If your child prefers minimal disclosure, it can be helpful to at least find a few staff members who can create a supportive network should your child need anything while they are away. This will often include the camp counselor. If you need any assistance with how to navigate camps, feel free to contact our education specialist who can discuss options and strategies for setting up a safe and comfortable camp experience for your child.

Extended family

It can be overwhelming to think about coming out to the whole family, especially if you have a large family. You and your child may share similar concerns about how other members of the family will react, and what would be the best way to let everyone know. It doesn’t have to happen all at once, though it can be important to think through the process to make sure people know in the order and under the circumstances that your child would like. Talking with the family about when and how to come out for your child is important to consider, too.

A good place to start is in coming out to members of the family whom you have a strong feeling will be supportive. By doing this, you can start building your inner support circle, which will not only be a comfort to you, but will likely give your child some ease if they are worried. Still, it is important to talk with your child about who they want to tell and how they would like it to happen.

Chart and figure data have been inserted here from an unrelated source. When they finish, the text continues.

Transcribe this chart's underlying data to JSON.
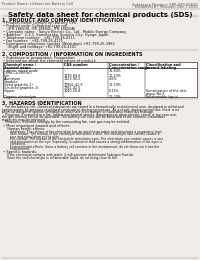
{
  "bg_color": "#f0ede8",
  "title": "Safety data sheet for chemical products (SDS)",
  "header_left": "Product Name: Lithium Ion Battery Cell",
  "header_right_line1": "Substance Number: SBR-049-00010",
  "header_right_line2": "Established / Revision: Dec.7.2010",
  "section1_title": "1. PRODUCT AND COMPANY IDENTIFICATION",
  "section1_lines": [
    "• Product name: Lithium Ion Battery Cell",
    "• Product code: Cylindrical-type cell",
    "    (IFR 18650U, IFR 18650L, IFR 18650A)",
    "• Company name:   Sanyo Electric Co., Ltd., Mobile Energy Company",
    "• Address:   2-2-1  Kamikosaka, Sumoto-City, Hyogo, Japan",
    "• Telephone number:   +81-799-26-4111",
    "• Fax number:   +81-799-26-4121",
    "• Emergency telephone number (Weekdays) +81-799-26-3962",
    "    (Night and holidays) +81-799-26-4101"
  ],
  "section2_title": "2. COMPOSITION / INFORMATION ON INGREDIENTS",
  "section2_sub": "• Substance or preparation: Preparation",
  "section2_sub2": "• Information about the chemical nature of product:",
  "table_col_headers1": [
    "Chemical name /",
    "CAS number",
    "Concentration /",
    "Classification and"
  ],
  "table_col_headers2": [
    "Several name",
    "",
    "Concentration range",
    "hazard labeling"
  ],
  "table_rows": [
    [
      "Lithium cobalt oxide",
      "-",
      "30-60%",
      ""
    ],
    [
      "(LiMn-Co-Ni(Ox))",
      "",
      "",
      ""
    ],
    [
      "Iron",
      "7439-89-6",
      "10-20%",
      ""
    ],
    [
      "Aluminum",
      "7429-90-5",
      "2-6%",
      ""
    ],
    [
      "Graphite",
      "",
      "",
      ""
    ],
    [
      "(fired graphite-1)",
      "77902-42-5",
      "10-20%",
      ""
    ],
    [
      "(Un-fired graphite-1)",
      "7782-42-5",
      "",
      ""
    ],
    [
      "Copper",
      "7440-50-8",
      "5-15%",
      "Sensitization of the skin"
    ],
    [
      "",
      "",
      "",
      "group No.2"
    ],
    [
      "Organic electrolyte",
      "-",
      "10-20%",
      "Inflammable liquid"
    ]
  ],
  "section3_title": "3. HAZARDS IDENTIFICATION",
  "section3_lines": [
    "   For the battery cell, chemical substances are stored in a hermetically sealed metal case, designed to withstand",
    "temperatures by pressure-regulated construction during normal use. As a result, during normal use, there is no",
    "physical danger of ignition or explosion and there is no danger of hazardous materials leakage.",
    "   However, if exposed to a fire, added mechanical shocks, decomposed, when electric circuit or my case use,",
    "the gas release cannot be operated. The battery cell case will be breached of the extreme, hazardous",
    "materials may be released.",
    "   Moreover, if heated strongly by the surrounding fire, soot gas may be emitted."
  ],
  "section3_bullet1": "• Most important hazard and effects:",
  "section3_human": "   Human health effects:",
  "section3_human_lines": [
    "      Inhalation: The release of the electrolyte has an anesthesia action and stimulates a respiratory tract.",
    "      Skin contact: The release of the electrolyte stimulates a skin. The electrolyte skin contact causes a",
    "      sore and stimulation on the skin.",
    "      Eye contact: The release of the electrolyte stimulates eyes. The electrolyte eye contact causes a sore",
    "      and stimulation on the eye. Especially, a substance that causes a strong inflammation of the eyes is",
    "      contained.",
    "      Environmental effects: Since a battery cell remains in the environment, do not throw out it into the",
    "      environment."
  ],
  "section3_specific": "• Specific hazards:",
  "section3_specific_lines": [
    "   If the electrolyte contacts with water, it will generate detrimental hydrogen fluoride.",
    "   Since the said electrolyte is inflammable liquid, do not bring close to fire."
  ]
}
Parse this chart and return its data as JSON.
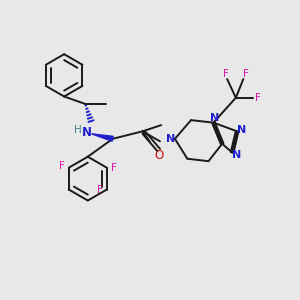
{
  "background_color": "#e8e8e8",
  "bond_color": "#1a1a1a",
  "N_color": "#2020cc",
  "O_color": "#cc1010",
  "F_color": "#dd10aa",
  "NH_color": "#408080",
  "figsize": [
    3.0,
    3.0
  ],
  "dpi": 100,
  "xlim": [
    0,
    12
  ],
  "ylim": [
    0,
    12
  ]
}
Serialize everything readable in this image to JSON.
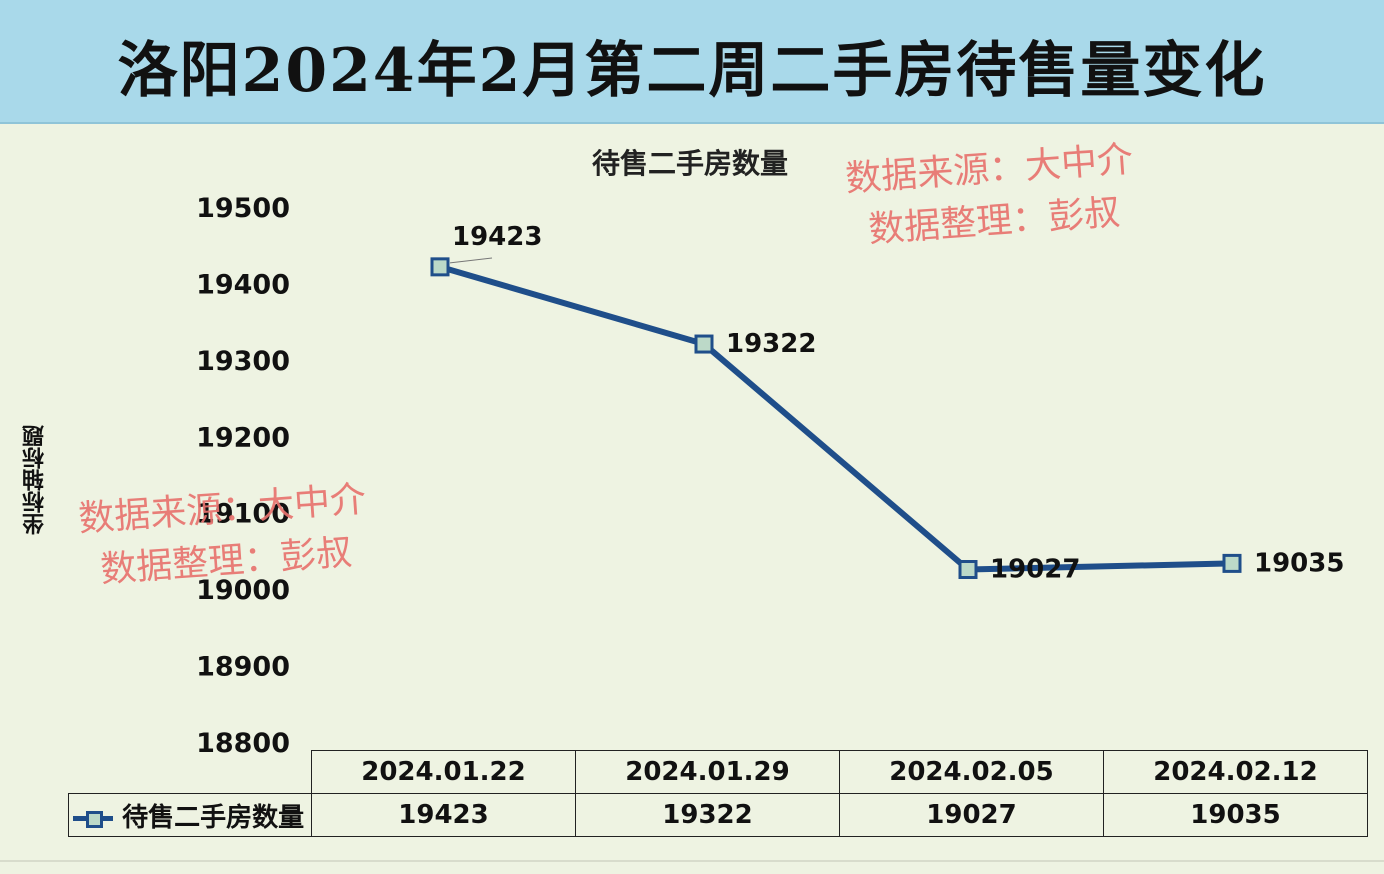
{
  "banner_title": "洛阳2024年2月第二周二手房待售量变化",
  "watermark": {
    "line1": "数据来源：大中介",
    "line2": "数据整理：彭叔"
  },
  "colors": {
    "banner": "#a9d9ea",
    "plot_background": "#eef3e2",
    "series_line": "#1f4e8a",
    "marker_fill": "#bcd9c8",
    "watermark": "#e8736f"
  },
  "chart_data": {
    "type": "line",
    "title": "待售二手房数量",
    "ylabel": "坐标轴标题",
    "xlabel": "",
    "categories": [
      "2024.01.22",
      "2024.01.29",
      "2024.02.05",
      "2024.02.12"
    ],
    "series": [
      {
        "name": "待售二手房数量",
        "values": [
          19423,
          19322,
          19027,
          19035
        ],
        "marker": "square"
      }
    ],
    "ylim": [
      18800,
      19500
    ],
    "yticks": [
      "19500",
      "19400",
      "19300",
      "19200",
      "19100",
      "19000",
      "18900",
      "18800"
    ],
    "data_labels": [
      "19423",
      "19322",
      "19027",
      "19035"
    ],
    "grid": false,
    "legend": "data-table",
    "table": {
      "row_label": "待售二手房数量",
      "values": [
        "19423",
        "19322",
        "19027",
        "19035"
      ]
    }
  }
}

For extended family with whom you and your child are not particularly close, or for those that you feel may have a negative response, you may consider writing a mass email. This is also a good way to handle things if in-person or phone conversations are not possible or are otherwise too anxiety-inducing. Be sure to talk to your child about whether or not they are OK with this option. If you decide to pursue an e-mail approach, Gender Spectrum has examples and templates you can follow, or you can contact our clinic for a more guided form of support.

Your work environment

Often, we establish close relationships with our colleagues. It is possible that your colleagues know you and your family pretty well, and, if that is the case, it can feel important to notify them. It can feel especially pressing if they have a tendency to ask things like “How is your son doing?” or “How old is your daughter now?” because they have known you since before your child came out to you. As always, it is important to talk with your child about how they would like you to handle the situation. If your child is detached from your work environment, you have a little more say in how to handle things than you do in other situations. Still, it is always important to have these discussions with your child.

Similar to how you may navigate your extended family, it can be helpful to start with colleagues who you know will be supportive. When sharing the fact that your child is transgender with colleagues, it would be wise to set boundaries regarding disclosure. If you are not telling everyone in your workplace, those you do tell should respect your privacy and keep this information to themselves.

Additionally, do not feel like you need to tell your colleagues. It can be difficult to figure out how someone is going to react and could require a lot of energy on your part should they have questions or have a less-than-supportive response. It is important to take care of yourself and your child, and if that means not disclosing this information, that is OK. Coming out is just as much about comfort and safety as it is about freedom and being one’s self.